LowDown 9 years, 1 month ago

Everyone seems to walk around thinking solely of themselves with their hand out. Cut the other person's pay but don't touch mine, I'm more important! Look at the big picture people, everyone has issues and problems in their lives, your are of no concern to anyone else so why should you be singled out for protection? Everyone needs to slow down and take a deep breath and think before they act. If the State of Kansas were to cut employee pay by 5%, this would impact all of us in loss of services, and delays in funding payments too. These people are the ones who cut the checks for the schools. If they aren't at work or are paid 5% less, how quick will they be to send the check to your sacred cow program that was all over the news outlets as trying to defer the cuts to someone else? I wouldn't want to have that person responsible for sending my pay check. Errors happen and I might not get what is coming to me first time around so you'll have to spend more time finding out why and then someday, you just might get all of your money. See the big picture here and take off those blinders people! There's a whole great big world out there and if you were to drop dead today....the world isn't going to stop turning and the place you work isn't going to fall apart. No one or no program is as special as to expect that the loss of them or their program will alter the course of society.

avoice 9 years, 1 month ago


I meant neighbors in the broader context, not specifically the guy who lives next door to you. Everyone in your community is your "neighbor." Do you have a doctor? A lawyer? A car mechanic? Ever been to a physical therapist, chiropractor, dentist? Ever need a plumber or an exterminator? You benefit from these people's educations every day.

earline james 9 years, 1 month ago

I have no children, but I'm sure I'm going to need a doctor one day.
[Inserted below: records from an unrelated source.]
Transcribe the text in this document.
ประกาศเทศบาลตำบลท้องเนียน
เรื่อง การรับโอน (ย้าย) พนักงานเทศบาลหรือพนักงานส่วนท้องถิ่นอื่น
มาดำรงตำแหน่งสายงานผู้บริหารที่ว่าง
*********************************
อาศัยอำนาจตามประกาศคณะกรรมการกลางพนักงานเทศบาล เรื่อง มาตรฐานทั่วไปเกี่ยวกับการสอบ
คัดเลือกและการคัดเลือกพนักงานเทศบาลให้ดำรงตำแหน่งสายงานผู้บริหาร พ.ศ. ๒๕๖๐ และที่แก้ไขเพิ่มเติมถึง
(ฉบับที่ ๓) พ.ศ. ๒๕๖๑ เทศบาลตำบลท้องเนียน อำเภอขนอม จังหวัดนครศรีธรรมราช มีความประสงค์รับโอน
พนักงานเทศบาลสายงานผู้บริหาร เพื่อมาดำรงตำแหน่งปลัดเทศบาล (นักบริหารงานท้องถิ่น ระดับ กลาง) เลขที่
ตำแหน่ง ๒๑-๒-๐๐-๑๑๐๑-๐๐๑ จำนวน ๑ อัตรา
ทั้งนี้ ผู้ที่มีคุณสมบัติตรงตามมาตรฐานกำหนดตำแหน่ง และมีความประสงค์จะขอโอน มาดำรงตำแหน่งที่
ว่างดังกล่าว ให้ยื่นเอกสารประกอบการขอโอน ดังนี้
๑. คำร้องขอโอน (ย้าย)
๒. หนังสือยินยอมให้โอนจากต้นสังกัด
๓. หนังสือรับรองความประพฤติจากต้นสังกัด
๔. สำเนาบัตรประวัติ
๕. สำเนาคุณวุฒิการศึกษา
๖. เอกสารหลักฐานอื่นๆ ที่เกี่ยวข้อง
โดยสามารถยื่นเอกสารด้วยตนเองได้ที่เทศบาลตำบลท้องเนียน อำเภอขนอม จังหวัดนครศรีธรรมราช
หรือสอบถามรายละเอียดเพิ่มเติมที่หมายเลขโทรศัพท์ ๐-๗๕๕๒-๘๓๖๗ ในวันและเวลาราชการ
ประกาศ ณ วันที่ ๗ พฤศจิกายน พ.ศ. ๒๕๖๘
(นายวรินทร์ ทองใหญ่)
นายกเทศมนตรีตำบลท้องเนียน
I'd like one with an education. And not one of those "home schooled" ones. That's too scary to imagine.

Sharon Aikins 9 years, 1 month ago

What they fail to mention here are the cuts to the disabled. Many of these people are unable to work. Even if they are employed, it is usually at minimum salary wages. The cut to them and to their caregivers is greatly affected by this package as well. Most of these people are receiving SSI but still, with salaries, live well below the poverty level. Do we become Hitleresque and wipe them all out? Do we throw them out onto the streets?
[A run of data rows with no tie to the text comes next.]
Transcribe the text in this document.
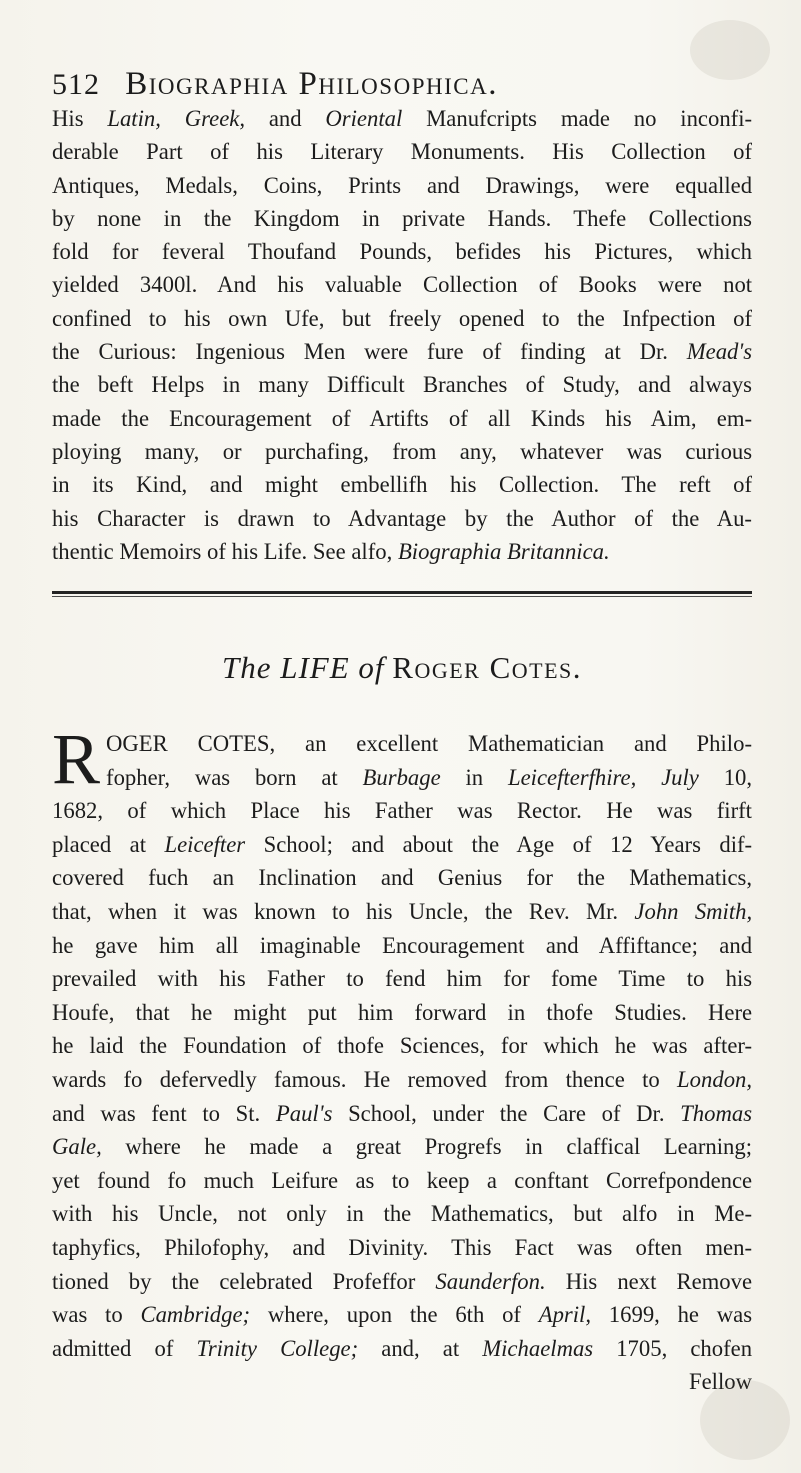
512 Biographia Philosophica.
His Latin, Greek, and Oriental Manufcripts made no inconfi-
derable Part of his Literary Monuments. His Collection of
Antiques, Medals, Coins, Prints and Drawings, were equalled
by none in the Kingdom in private Hands. Thefe Collections
fold for feveral Thoufand Pounds, befides his Pictures, which
yielded 3400l. And his valuable Collection of Books were not
confined to his own Ufe, but freely opened to the Infpection of
the Curious: Ingenious Men were fure of finding at Dr. Mead's
the beft Helps in many Difficult Branches of Study, and always
made the Encouragement of Artifts of all Kinds his Aim, em-
ploying many, or purchafing, from any, whatever was curious
in its Kind, and might embellifh his Collection. The reft of
his Character is drawn to Advantage by the Author of the Au-
thentic Memoirs of his Life. See alfo, Biographia Britannica.
The LIFE of Roger Cotes.
R OGER COTES, an excellent Mathematician and Philo-
fopher, was born at Burbage in Leicefterfhire, July 10,
1682, of which Place his Father was Rector. He was firft
placed at Leicefter School; and about the Age of 12 Years dif-
covered fuch an Inclination and Genius for the Mathematics,
that, when it was known to his Uncle, the Rev. Mr. John Smith,
he gave him all imaginable Encouragement and Affiftance; and
prevailed with his Father to fend him for fome Time to his
Houfe, that he might put him forward in thofe Studies. Here
he laid the Foundation of thofe Sciences, for which he was after-
wards fo defervedly famous. He removed from thence to London,
and was fent to St. Paul's School, under the Care of Dr. Thomas
Gale, where he made a great Progrefs in claffical Learning;
yet found fo much Leifure as to keep a conftant Correfpondence
with his Uncle, not only in the Mathematics, but alfo in Me-
taphyfics, Philofophy, and Divinity. This Fact was often men-
tioned by the celebrated Profeffor Saunderfon. His next Remove
was to Cambridge; where, upon the 6th of April, 1699, he was
admitted of Trinity College; and, at Michaelmas 1705, chofen
Fellow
I pay for everyone's children to be educated as everyone paid for mine to be. I don't mind it. I don't mind helping the disabled through my tax dollars. I don't mind helping under or uninsured children. There are just some areas that are too sensitive to take big or even small cuts. Not everyone could afford to pay for their children's educations. Do we let those kids go without? Sometimes the line in the sand has to have a few twists and turns in it.